Building & carpentry · AI course

Reply to enquiries fast — and win more of the right jobs

The first builder to reply well often wins. Draft a sharp, helpful response to an enquiry in under a minute.

Beginner9 minWorks with ChatGPT, Claude

What you’ll do

  1. Paste the customer's enquiry.
  2. Ask for a reply that answers, builds trust and asks the right next question.
  3. Send within minutes.
Try this prompt
A customer sent this enquiry about a build: [paste]. Draft a friendly, professional reply that answers their question, builds confidence, and asks what I need to know to quote.
The payoff: Faster replies, more of the right jobs booked, less inbox dread.

Common questions

Will the reply make me sound professional even if writing isn't my strong suit?

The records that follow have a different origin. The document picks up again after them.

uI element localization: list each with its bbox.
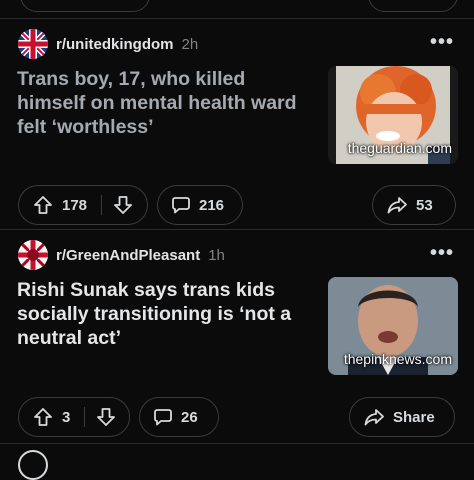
share-count: 53 — [416, 196, 433, 214]
comment-count: 216 — [199, 196, 225, 214]
thumbnail-domain: thepinknews.com — [343, 351, 452, 367]
subreddit-name[interactable]: r/GreenAndPleasant — [56, 247, 200, 264]
post-age: 2h — [181, 35, 199, 53]
vote-separator — [84, 407, 85, 427]
next-post-avatar[interactable] — [18, 450, 48, 480]
share-label: Share — [393, 408, 435, 426]
post-card[interactable]: r/GreenAndPleasant 1h ••• Rishi Sunak sa… — [0, 230, 474, 444]
post-card[interactable]: r/unitedkingdom 2h ••• Trans boy, 17, wh… — [0, 19, 474, 235]
downvote-button[interactable] — [96, 407, 116, 427]
post-title[interactable]: Trans boy, 17, who killed himself on men… — [17, 67, 317, 139]
previous-post-share-pill[interactable] — [368, 0, 458, 12]
previous-post-vote-pill[interactable] — [20, 0, 150, 12]
downvote-button[interactable] — [113, 195, 133, 215]
thumbnail-domain: theguardian.com — [347, 140, 452, 156]
upvote-count: 178 — [62, 196, 88, 214]
post-title[interactable]: Rishi Sunak says trans kids socially tra… — [17, 278, 317, 350]
upvote-button[interactable]: 178 — [33, 195, 87, 215]
share-action[interactable]: Share — [364, 407, 435, 427]
post-header: r/unitedkingdom 2h — [18, 29, 198, 59]
upvote-button[interactable]: 3 — [33, 407, 70, 427]
share-icon — [364, 409, 384, 426]
upvote-icon — [34, 408, 52, 426]
post-divider — [0, 443, 474, 444]
downvote-icon — [114, 196, 132, 214]
post-header: r/GreenAndPleasant 1h — [18, 240, 225, 270]
comment-count: 26 — [181, 408, 198, 426]
comment-icon — [172, 197, 190, 214]
share-icon — [387, 197, 407, 214]
more-dots-icon[interactable]: ••• — [430, 31, 454, 54]
subreddit-avatar-icon[interactable] — [18, 240, 48, 270]
downvote-icon — [97, 408, 115, 426]
upvote-icon — [34, 196, 52, 214]
post-thumbnail[interactable]: theguardian.com — [328, 66, 458, 164]
post-thumbnail[interactable]: thepinknews.com — [328, 277, 458, 375]
more-dots-icon[interactable]: ••• — [430, 242, 454, 265]
comment-icon — [154, 409, 172, 426]
subreddit-avatar-icon[interactable] — [18, 29, 48, 59]
comment-action[interactable]: 26 — [153, 407, 198, 427]
subreddit-name[interactable]: r/unitedkingdom — [56, 36, 174, 53]
comment-action[interactable]: 216 — [171, 195, 224, 215]
upvote-count: 3 — [62, 408, 71, 426]
share-action[interactable]: 53 — [387, 195, 433, 215]
post-age: 1h — [208, 246, 225, 264]
vote-separator — [101, 195, 102, 215]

That's the point. Paste the enquiry, describe your business in a line or two, and ask for a professional reply that sounds like a confident builder — not a lawyer and not a robot. You read it over and tweak anything before you send it.

What if I need more information from the client before I can quote?

Tell the AI that, and it'll draft a reply that answers what it can, builds confidence, and asks the two or three questions you need to get to a proper quote. The lesson covers which qualifying questions usually matter most for a building enquiry.

Is it okay if the reply isn't a perfect fit for the job?

Always read it before you send. The AI drafts from the context you give it — if the enquiry is vague, the reply will be too. A quick scan and a small edit takes thirty seconds and means the message is accurate for that specific job.

Can I use this to reply to enquiries that come in on weekends?

Yes — that's one of the best uses. A fast, professional reply on a Sunday night often wins the job before Monday morning. You just need a browser; the free tier of ChatGPT or Claude is enough.

Will it quote a price in the reply?

Only if you tell it to. The lesson shows how to draft a reply that's helpful and trust-building without committing to a number — which is usually the right move at the enquiry stage before you've scoped the job properly.